Actually, my mom did that with her third husband. He was dying a very slow painful death due to liver failure. But she refused to let him go. Even telling me that if he died before they actually got married, she would lose out on everything they had over the 15 years they were only living together. So it was actually more important for her, to have her piece of security, then it was to let him go when he wanted to go. So yes, that kind of situation happens as well.

So, what about those people who have to live with excruciating physical pain for the rest of their life? Would you tell that person to just deal with the pain, or take such strong and addicting medications to mask all the pain their body is in, just so they can linger on a few more weeks, months, years with their excruciating physical pain? Would you not sympathize with what they are going through at all, simply because you can not relate to what they are going through? Or because you don't want to lose them for what ever reason you may have?

And what of those who's lives are so completely incapacitated, that the quality of their life is so greatly diminished that they're not really even "living" life anymore, just merely surviving it? What of those who are in such great mental anguish over losing their dignity by being so compromised? What of those who have been so badly injured that they would not last very long? If someone begged you for mercy, to help end their suffering, would you tell them, "Sorry, you're just going to have to live the last days of your life in excruciating pain. Or in mental agony"? Sure, there is always the possibility that they might actually pull through, especially if they are able to get the proper medical help. But what if there's no way to get that medical help, such as if there was a terrible car or plane accident out in the middle of nowhere, with no way of getting help?

Granted, you're probably not going to run into that kind of situation on a message board. But it does seem like you've been talking about any and all situations where this topic could apply to life in general.

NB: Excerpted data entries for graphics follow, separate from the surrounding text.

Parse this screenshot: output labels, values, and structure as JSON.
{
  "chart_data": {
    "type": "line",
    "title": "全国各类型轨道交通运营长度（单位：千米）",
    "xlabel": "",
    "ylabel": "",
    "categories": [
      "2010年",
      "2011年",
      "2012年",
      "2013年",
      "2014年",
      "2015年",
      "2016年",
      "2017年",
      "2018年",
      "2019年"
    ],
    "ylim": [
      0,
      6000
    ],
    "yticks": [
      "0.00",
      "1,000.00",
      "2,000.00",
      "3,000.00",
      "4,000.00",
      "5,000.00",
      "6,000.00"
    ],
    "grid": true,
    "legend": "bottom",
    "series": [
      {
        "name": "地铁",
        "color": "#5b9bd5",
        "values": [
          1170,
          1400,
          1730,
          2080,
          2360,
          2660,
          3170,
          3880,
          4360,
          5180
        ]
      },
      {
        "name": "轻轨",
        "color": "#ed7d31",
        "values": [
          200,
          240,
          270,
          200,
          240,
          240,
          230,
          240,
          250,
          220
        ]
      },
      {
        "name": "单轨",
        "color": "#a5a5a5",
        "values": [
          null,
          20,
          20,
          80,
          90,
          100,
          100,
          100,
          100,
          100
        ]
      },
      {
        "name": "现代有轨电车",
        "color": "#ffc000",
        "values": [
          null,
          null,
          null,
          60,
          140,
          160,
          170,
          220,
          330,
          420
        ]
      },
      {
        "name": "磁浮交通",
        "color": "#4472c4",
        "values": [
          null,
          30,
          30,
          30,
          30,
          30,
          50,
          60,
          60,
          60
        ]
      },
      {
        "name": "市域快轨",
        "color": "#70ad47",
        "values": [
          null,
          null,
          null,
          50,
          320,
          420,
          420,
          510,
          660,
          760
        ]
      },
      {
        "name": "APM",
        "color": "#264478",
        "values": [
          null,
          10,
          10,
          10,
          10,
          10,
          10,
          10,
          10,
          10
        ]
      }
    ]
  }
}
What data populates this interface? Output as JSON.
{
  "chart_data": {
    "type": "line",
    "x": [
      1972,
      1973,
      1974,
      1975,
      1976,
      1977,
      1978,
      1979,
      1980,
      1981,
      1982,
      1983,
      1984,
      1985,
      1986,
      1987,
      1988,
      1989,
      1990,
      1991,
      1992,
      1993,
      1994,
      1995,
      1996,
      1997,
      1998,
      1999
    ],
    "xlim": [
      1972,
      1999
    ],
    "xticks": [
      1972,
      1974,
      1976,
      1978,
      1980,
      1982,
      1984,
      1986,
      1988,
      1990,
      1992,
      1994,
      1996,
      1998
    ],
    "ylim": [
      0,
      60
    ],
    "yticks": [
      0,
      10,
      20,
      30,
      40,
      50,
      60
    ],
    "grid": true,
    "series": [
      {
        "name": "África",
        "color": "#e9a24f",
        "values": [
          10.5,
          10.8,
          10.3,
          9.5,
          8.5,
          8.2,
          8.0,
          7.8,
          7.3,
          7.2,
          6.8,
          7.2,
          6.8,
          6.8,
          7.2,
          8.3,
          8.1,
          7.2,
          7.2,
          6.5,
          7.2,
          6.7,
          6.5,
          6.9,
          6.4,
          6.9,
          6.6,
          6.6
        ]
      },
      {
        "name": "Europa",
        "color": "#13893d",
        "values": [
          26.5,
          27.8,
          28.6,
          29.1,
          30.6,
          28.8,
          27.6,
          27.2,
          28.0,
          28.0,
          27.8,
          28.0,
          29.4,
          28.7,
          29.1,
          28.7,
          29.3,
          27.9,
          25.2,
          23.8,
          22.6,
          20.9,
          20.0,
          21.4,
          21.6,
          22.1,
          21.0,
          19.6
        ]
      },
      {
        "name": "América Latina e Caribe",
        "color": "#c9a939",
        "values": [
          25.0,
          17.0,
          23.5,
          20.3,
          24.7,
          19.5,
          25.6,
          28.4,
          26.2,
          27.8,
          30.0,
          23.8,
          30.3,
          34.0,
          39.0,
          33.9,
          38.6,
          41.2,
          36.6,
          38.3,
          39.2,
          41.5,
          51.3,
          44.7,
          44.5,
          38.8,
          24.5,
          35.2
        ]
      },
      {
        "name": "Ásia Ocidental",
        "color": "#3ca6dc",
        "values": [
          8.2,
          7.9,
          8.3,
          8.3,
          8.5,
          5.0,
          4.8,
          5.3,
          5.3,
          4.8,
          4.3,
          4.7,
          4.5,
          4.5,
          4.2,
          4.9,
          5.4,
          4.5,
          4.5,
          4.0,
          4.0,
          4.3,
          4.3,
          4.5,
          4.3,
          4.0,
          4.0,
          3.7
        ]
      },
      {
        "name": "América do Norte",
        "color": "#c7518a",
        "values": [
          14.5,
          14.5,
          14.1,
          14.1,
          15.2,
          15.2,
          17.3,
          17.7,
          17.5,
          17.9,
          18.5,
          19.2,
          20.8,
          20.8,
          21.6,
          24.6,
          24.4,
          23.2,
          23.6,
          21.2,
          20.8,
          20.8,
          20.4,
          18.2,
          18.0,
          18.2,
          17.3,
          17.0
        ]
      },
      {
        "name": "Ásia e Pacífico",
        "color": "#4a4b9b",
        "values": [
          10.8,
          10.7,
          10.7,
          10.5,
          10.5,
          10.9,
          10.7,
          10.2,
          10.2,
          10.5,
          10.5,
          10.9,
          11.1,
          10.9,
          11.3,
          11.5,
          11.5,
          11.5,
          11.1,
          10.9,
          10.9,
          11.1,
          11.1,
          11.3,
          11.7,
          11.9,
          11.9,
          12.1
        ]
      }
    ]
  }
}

So, there are far more situations out there, then just encouraging a postpartum depressed new mother to kill herself. In fact, there are as many different situations concerning how a person dies, as there are people in the world. I'm not trying to cloud the issue for you. But, you did ask me to explain my position on the subject.

As for those who believe they have already achieved all the lessons they came to Earth to learn, I would have to question them about how they know they've already achieved all those goals. And then I would have to question them on whether or not they might still be here, because they need to help spread what they've learned onto someone else who could benefit from their gained wisdom. As I'm not quite convinced that life is only about the lessons we have to learn. But rather as some kind of combination of that, and teaching lessons to others, as well as lending a hand in service. One never really knows just how influential or inspirational they can really be to another person. But, if one takes their own life, simply because they are ready to die before their time is truly up, then everyone else whom that person was supposed to influence, inspire, or even provide a random act of kindness for, has suffered a great loss which may never be regained. And it is that aspect, that I would bring up to a spiritually evolved person, contemplating ending it all.

So, in taking that stance, questioning someone to the extent that they must think of all the pros and cons, in a way, is also a form of encouragement. It just depends on how that person reacts to it, by finalizing whether it truly is worth it or not.